I started practicing the Lizst transcription of Beethoven's 5th symphony today and it is harder than it looks.

Some chords I just have to arppegiate because my hands aren't big enough to play it as a chord and the right hand is too high up to be used for that chord.

But I noticed with both my hands that my 5th finger got tense and it hurt to pop the tension away after I finished the first movement. I didn't go any further both for practice reasons and this tension and pain.

I wonder if the reason for the tension and pain to pop my 5th finger has to do with the fact that octaves are so common that I more often have octaves than anything else and I sort of lock my 5th and 1st fingers in position for an octave if I know multiple octaves are coming up and then only relax them when non octave intervals show up?

If so, how can I relax my hand when I only have 1 eighth rest to do it and I know multiple octaves will come up? Locking my first and 5th fingers in position makes sure that I don't make a mistake in for example playing a 7th interval when I need to play an octave and with so many octaves, it feels to me that it is required for me to lock my first and 5th fingers in octave position and only relax them when I'm not playing an octave.

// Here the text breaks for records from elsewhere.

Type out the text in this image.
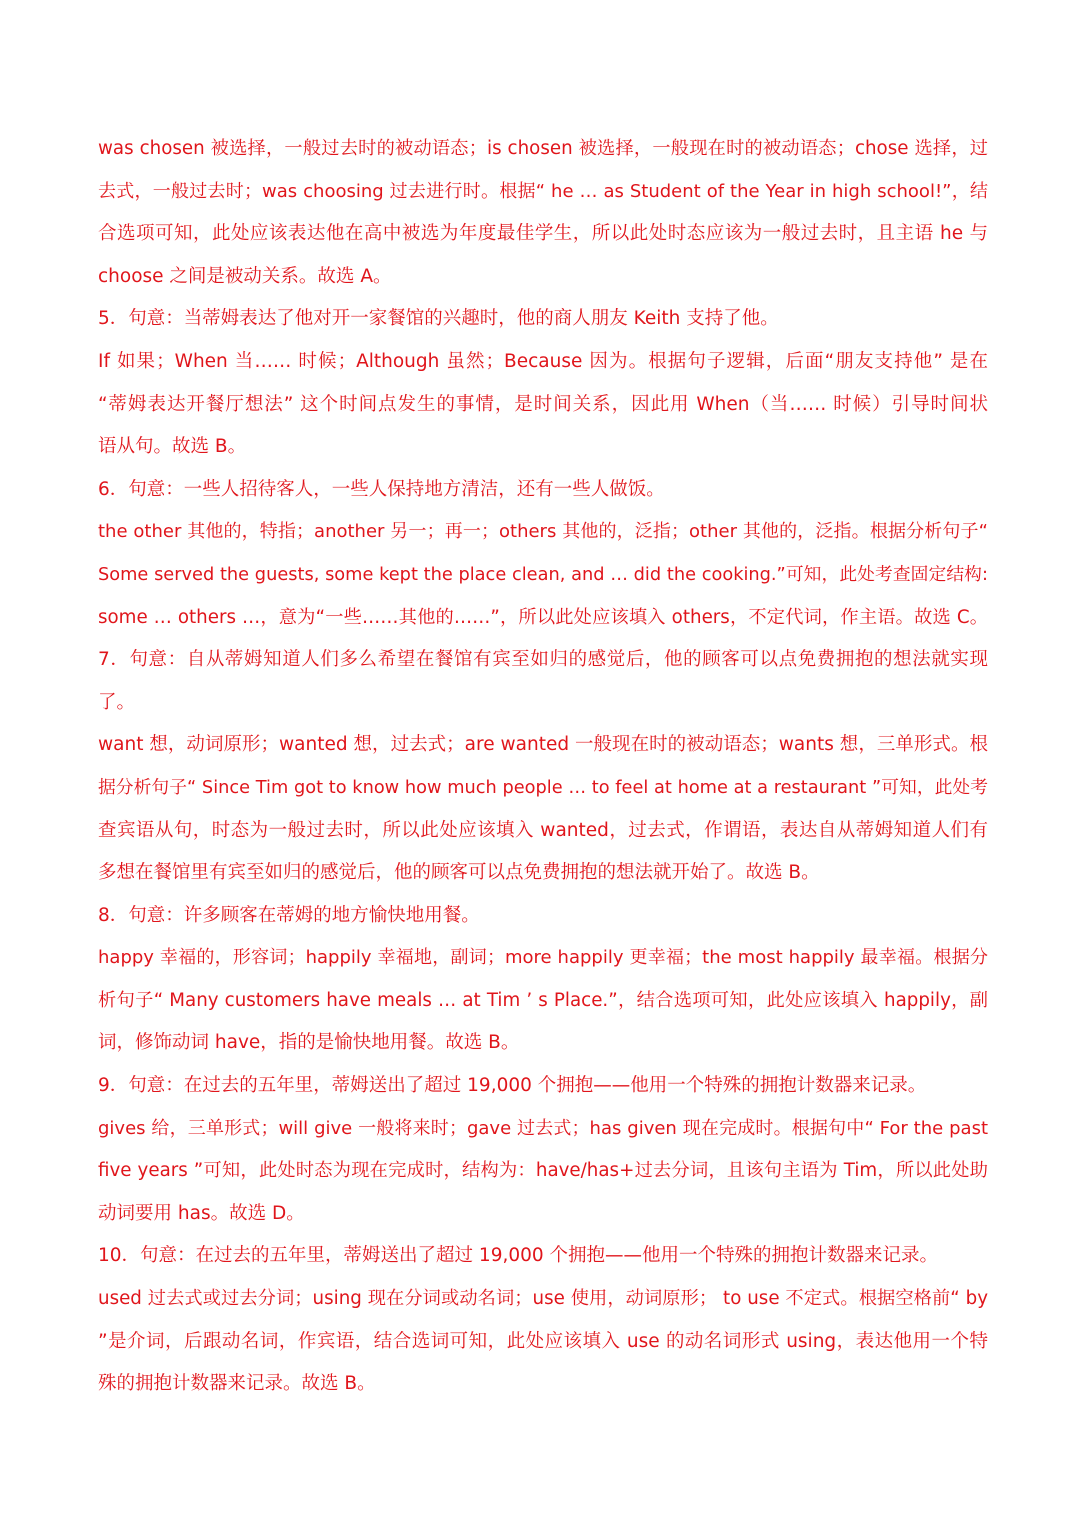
was chosen 被选择，一般过去时的被动语态；is chosen 被选择，一般现在时的被动语态；chose 选择，过
去式，一般过去时；was choosing 过去进行时。根据“ he … as Student of the Year in high school!”，结
合选项可知，此处应该表达他在高中被选为年度最佳学生，所以此处时态应该为一般过去时，且主语 he 与
choose 之间是被动关系。故选 A。
5．句意：当蒂姆表达了他对开一家餐馆的兴趣时，他的商人朋友 Keith 支持了他。
If 如果；When 当…… 时候；Although 虽然；Because 因为。根据句子逻辑，后面“朋友支持他” 是在
“蒂姆表达开餐厅想法” 这个时间点发生的事情，是时间关系，因此用 When（当…… 时候）引导时间状
语从句。故选 B。
6．句意：一些人招待客人，一些人保持地方清洁，还有一些人做饭。
the other 其他的，特指；another 另一；再一；others 其他的，泛指；other 其他的，泛指。根据分析句子“
Some served the guests, some kept the place clean, and … did the cooking.”可知，此处考查固定结构:
some … others …，意为“一些……其他的……”，所以此处应该填入 others，不定代词，作主语。故选 C。
7．句意：自从蒂姆知道人们多么希望在餐馆有宾至如归的感觉后，他的顾客可以点免费拥抱的想法就实现
了。
want 想，动词原形；wanted 想，过去式；are wanted 一般现在时的被动语态；wants 想，三单形式。根
据分析句子“ Since Tim got to know how much people … to feel at home at a restaurant ”可知，此处考
查宾语从句，时态为一般过去时，所以此处应该填入 wanted，过去式，作谓语，表达自从蒂姆知道人们有
多想在餐馆里有宾至如归的感觉后，他的顾客可以点免费拥抱的想法就开始了。故选 B。
8．句意：许多顾客在蒂姆的地方愉快地用餐。
happy 幸福的，形容词；happily 幸福地，副词；more happily 更幸福；the most happily 最幸福。根据分
析句子“ Many customers have meals … at Tim ’ s Place.”，结合选项可知，此处应该填入 happily，副
词，修饰动词 have，指的是愉快地用餐。故选 B。
9．句意：在过去的五年里，蒂姆送出了超过 19,000 个拥抱——他用一个特殊的拥抱计数器来记录。
gives 给，三单形式；will give 一般将来时；gave 过去式；has given 现在完成时。根据句中“ For the past
five years ”可知，此处时态为现在完成时，结构为：have/has+过去分词，且该句主语为 Tim，所以此处助
动词要用 has。故选 D。
10．句意：在过去的五年里，蒂姆送出了超过 19,000 个拥抱——他用一个特殊的拥抱计数器来记录。
used 过去式或过去分词；using 现在分词或动名词；use 使用，动词原形； to use 不定式。根据空格前“ by
”是介词，后跟动名词，作宾语，结合选词可知，此处应该填入 use 的动名词形式 using，表达他用一个特
殊的拥抱计数器来记录。故选 B。
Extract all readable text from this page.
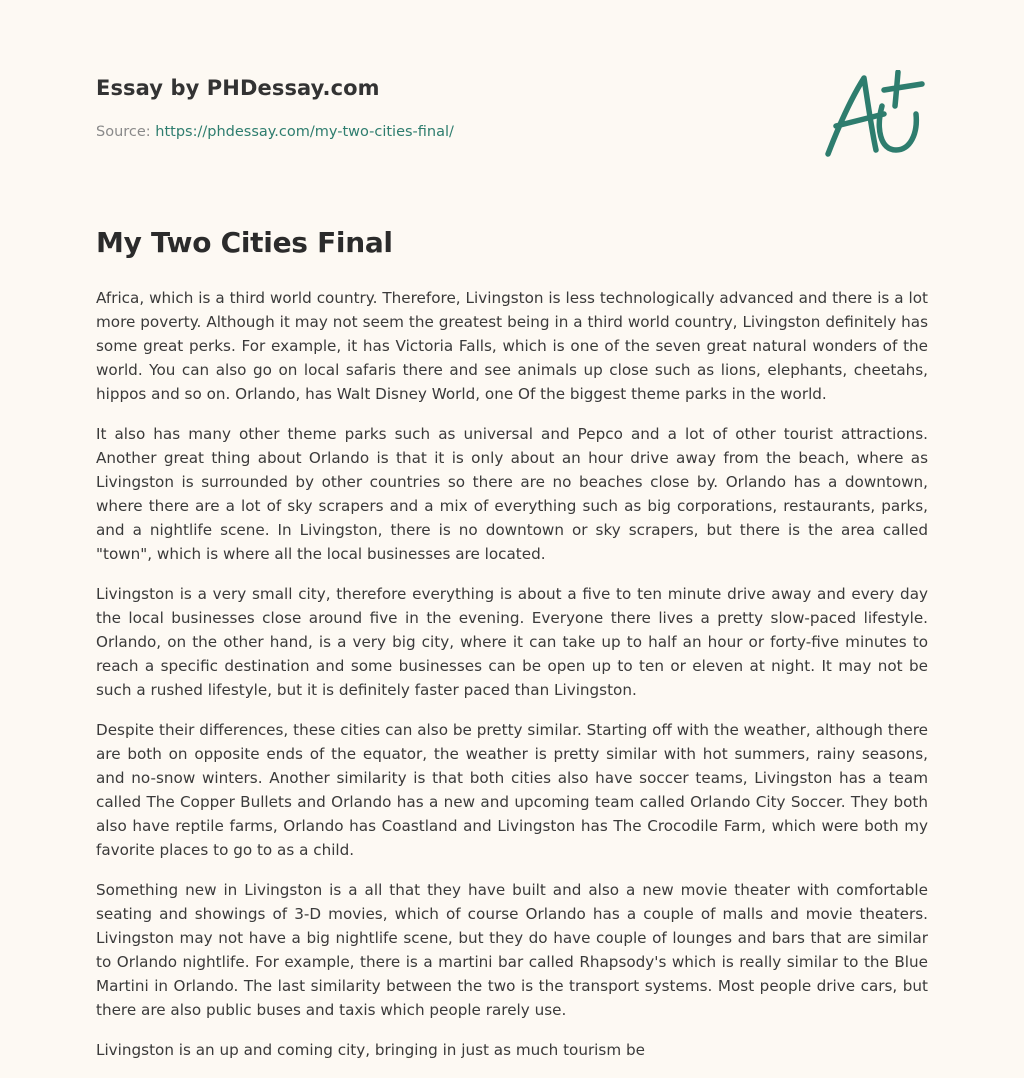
Essay by PHDessay.com
Source: https://phdessay.com/my-two-cities-final/
My Two Cities Final

Africa, which is a third world country. Therefore, Livingston is less technologically advanced and there is a lot more poverty. Although it may not seem the greatest being in a third world country, Livingston definitely has some great perks. For example, it has Victoria Falls, which is one of the seven great natural wonders of the world. You can also go on local safaris there and see animals up close such as lions, elephants, cheetahs, hippos and so on. Orlando, has Walt Disney World, one Of the biggest theme parks in the world.

It also has many other theme parks such as universal and Pepco and a lot of other tourist attractions. Another great thing about Orlando is that it is only about an hour drive away from the beach, where as Livingston is surrounded by other countries so there are no beaches close by. Orlando has a downtown, where there are a lot of sky scrapers and a mix of everything such as big corporations, restaurants, parks, and a nightlife scene. In Livingston, there is no downtown or sky scrapers, but there is the area called "town", which is where all the local businesses are located.

Livingston is a very small city, therefore everything is about a five to ten minute drive away and every day the local businesses close around five in the evening. Everyone there lives a pretty slow-paced lifestyle. Orlando, on the other hand, is a very big city, where it can take up to half an hour or forty-five minutes to reach a specific destination and some businesses can be open up to ten or eleven at night. It may not be such a rushed lifestyle, but it is definitely faster paced than Livingston.

Despite their differences, these cities can also be pretty similar. Starting off with the weather, although there are both on opposite ends of the equator, the weather is pretty similar with hot summers, rainy seasons, and no-snow winters. Another similarity is that both cities also have soccer teams, Livingston has a team called The Copper Bullets and Orlando has a new and upcoming team called Orlando City Soccer. They both also have reptile farms, Orlando has Coastland and Livingston has The Crocodile Farm, which were both my favorite places to go to as a child.

Something new in Livingston is a all that they have built and also a new movie theater with comfortable seating and showings of 3-D movies, which of course Orlando has a couple of malls and movie theaters. Livingston may not have a big nightlife scene, but they do have couple of lounges and bars that are similar to Orlando nightlife. For example, there is a martini bar called Rhapsody's which is really similar to the Blue Martini in Orlando. The last similarity between the two is the transport systems. Most people drive cars, but there are also public buses and taxis which people rarely use.

Livingston is an up and coming city, bringing in just as much tourism be
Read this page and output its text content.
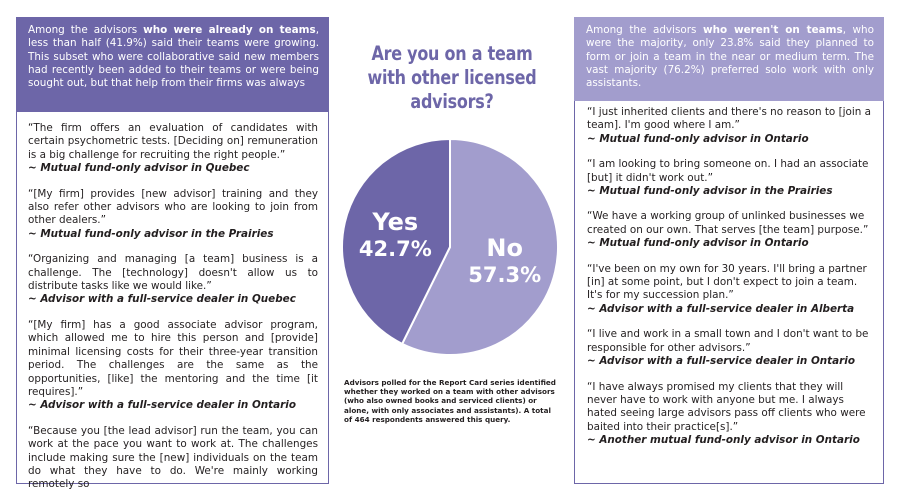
Among the advisors who were already on teams, less than half (41.9%) said their teams were growing. This subset who were collaborative said new members had recently been added to their teams or were being sought out, but that help from their firms was always
“The firm offers an evaluation of candidates with certain psychometric tests. [Deciding on] remuneration is a big challenge for recruiting the right people.”
~ Mutual fund-only advisor in Quebec
“[My firm] provides [new advisor] training and they also refer other advisors who are looking to join from other dealers.”
~ Mutual fund-only advisor in the Prairies
“Organizing and managing [a team] business is a challenge. The [technology] doesn't allow us to distribute tasks like we would like.”
~ Advisor with a full-service dealer in Quebec
“[My firm] has a good associate advisor program, which allowed me to hire this person and [provide] minimal licensing costs for their three-year transition period. The challenges are the same as the opportunities, [like] the mentoring and the time [it requires].”
~ Advisor with a full-service dealer in Ontario
“Because you [the lead advisor] run the team, you can work at the pace you want to work at. The challenges include making sure the [new] individuals on the team do what they have to do. We're mainly working remotely so
Among the advisors who weren't on teams, who were the majority, only 23.8% said they planned to form or join a team in the near or medium term. The vast majority (76.2%) preferred solo work with only assistants.
“I just inherited clients and there's no reason to [join a team]. I'm good where I am.”
~ Mutual fund-only advisor in Ontario
“I am looking to bring someone on. I had an associate [but] it didn't work out.”
~ Mutual fund-only advisor in the Prairies
“We have a working group of unlinked businesses we created on our own. That serves [the team] purpose.”
~ Mutual fund-only advisor in Ontario
“I've been on my own for 30 years. I'll bring a partner [in] at some point, but I don't expect to join a team. It's for my succession plan.”
~ Advisor with a full-service dealer in Alberta
“I live and work in a small town and I don't want to be responsible for other advisors.”
~ Advisor with a full-service dealer in Ontario
“I have always promised my clients that they will never have to work with anyone but me. I always hated seeing large advisors pass off clients who were baited into their practice[s].”
~ Another mutual fund-only advisor in Ontario
Are you on a team with other licensed advisors?
No
57.3%
Yes
42.7%
Advisors polled for the Report Card series identified whether they worked on a team with other advisors (who also owned books and serviced clients) or alone, with only associates and assistants). A total of 464 respondents answered this query.
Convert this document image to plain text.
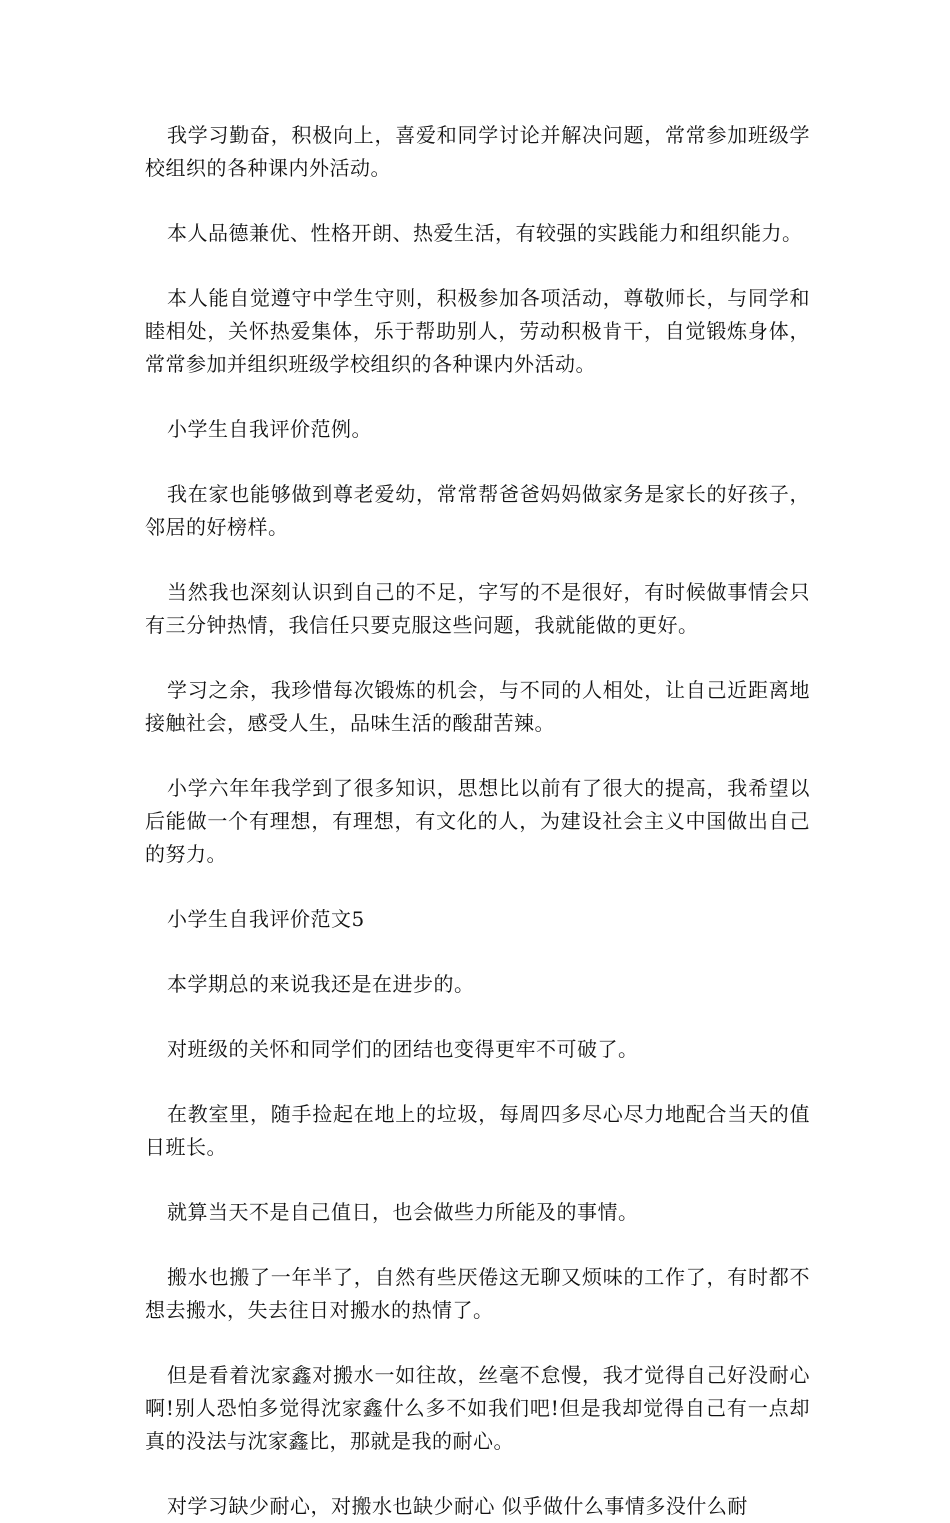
我学习勤奋，积极向上，喜爱和同学讨论并解决问题，常常参加班级学校组织的各种课内外活动。

本人品德兼优、性格开朗、热爱生活，有较强的实践能力和组织能力。

本人能自觉遵守中学生守则，积极参加各项活动，尊敬师长，与同学和睦相处，关怀热爱集体，乐于帮助别人，劳动积极肯干，自觉锻炼身体，常常参加并组织班级学校组织的各种课内外活动。

小学生自我评价范例。

我在家也能够做到尊老爱幼，常常帮爸爸妈妈做家务是家长的好孩子，邻居的好榜样。

当然我也深刻认识到自己的不足，字写的不是很好，有时候做事情会只有三分钟热情，我信任只要克服这些问题，我就能做的更好。

学习之余，我珍惜每次锻炼的机会，与不同的人相处，让自己近距离地接触社会，感受人生，品味生活的酸甜苦辣。

小学六年年我学到了很多知识，思想比以前有了很大的提高，我希望以后能做一个有理想，有理想，有文化的人，为建设社会主义中国做出自己的努力。

小学生自我评价范文5

本学期总的来说我还是在进步的。

对班级的关怀和同学们的团结也变得更牢不可破了。

在教室里，随手捡起在地上的垃圾，每周四多尽心尽力地配合当天的值日班长。

就算当天不是自己值日，也会做些力所能及的事情。

搬水也搬了一年半了，自然有些厌倦这无聊又烦味的工作了，有时都不想去搬水，失去往日对搬水的热情了。

但是看着沈家鑫对搬水一如往故，丝毫不怠慢，我才觉得自己好没耐心啊!别人恐怕多觉得沈家鑫什么多不如我们吧!但是我却觉得自己有一点却真的没法与沈家鑫比，那就是我的耐心。

对学习缺少耐心，对搬水也缺少耐心 似乎做什么事情多没什么耐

  • You pop your fingers? This doesn't sound good....
    – Dekkadeci
    Commented Jun 26, 2018 at 14:06
  • Well sometimes my fingers just need popped. I don't pop them too much though. Like any joint, if I were to do that it would hurt so I don't pop them too much, just until it doesn't feel like it needs popped.
    – Caters
    Commented Jun 26, 2018 at 17:17

1 Answer 1


Locking your hand is fundamentally wrong. (Actually, it is valid technique for playing fast repeated notes on a harpsichord using only one finger, but that is completely different instrument from the piano.)

You only need your fingers "locked" when they are actually striking the keys. You shouldn't need an 8th rest to unlock them, you should be releasing the tension between every note of consecutive 8th-note octaves.

It might be worth mentioning that this sort of transcription completely refutes the idea that "you play the piano with your fingers". All the power should be coming from your arms, not from your hands and fingers.

See these videos, one on octaves, the other on avoiding tension.

Of course if your hands are just too small to play octaves comfortably, the only safe option is choose something else to play - but normal sized adult hands shouldn't have any problems with octaves unless the whole hand is stiff - i.e. because it's too soon to attempt this in your learning piano technique, or because you are practicing "doing it wrong."